In mice, gene jumping occurs only in brain cells and germ cells because these rapid changes will be harmful to essential organs such as the heart or kidneys. If the LINE-1 elements actually move in the human body, the transcription sequences are more likely to appear in the brain than in the heart or the liver, the parts that the Gage group does not think of jumping the LINE gene- 1 may appear.

When Coufal measured samples (brain tissue and other tissues in the body) from different people, she found that some brain samples had up to 100 copies in each cell . 'This proves that these elements are actually moving in neurons,' Coufal explained. Notably, this means that not all cells are created exactly the same - DNA in brain cells differs from DNA in the remaining cells.

Thus, flexible elements may actually contribute to the evolution process, creating greater diversity than conventional cell division.'This is a new way of looking at diversity,' Gage said. 'The brain lives up to 80 years with unusual changes in the environment, and this is a new element that contributes to human adaptability.'

While trying to explain why only new brain cells contain flexible elements, Coufal examined the LINE-1 activator. This is a substance that can 'turn' on and off the LINE-1 element, and she discovered that in the brain, almost LINE-1 is always on, while in other tissues, it is set to default. in the 'off' state.

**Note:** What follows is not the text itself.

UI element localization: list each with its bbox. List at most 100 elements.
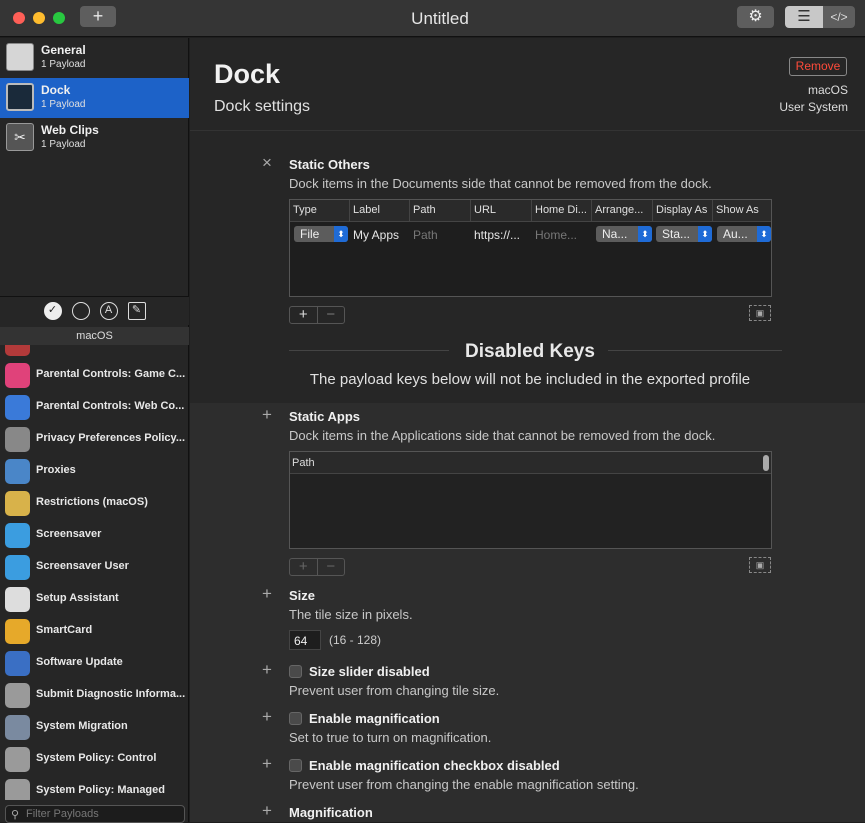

Importantly, LINE-1 elements with changes in the brain provide a new perspective on neurological disorders. Coufal explained: 'It is possible that the' wrong gene jump 'could lead to problems in these disorders.' Salk Institute researchers are planning to consider changes in the frequency of 'gene jumping' in the brain of people with Rhett syndrome and many other diseases.

In addition to Dr. Coufal and Gage, other researchers involved in the study include: Gene Yeo, Yangling Mu, and Michael Lovci currently working at the University of California, San Diego; José Garcia-Perez, Maria Morell and K. Sue O'Shea at the University of Michigan Pharmacy School, and John V. Moran, staff of Howard Hughes Medical Research Institute.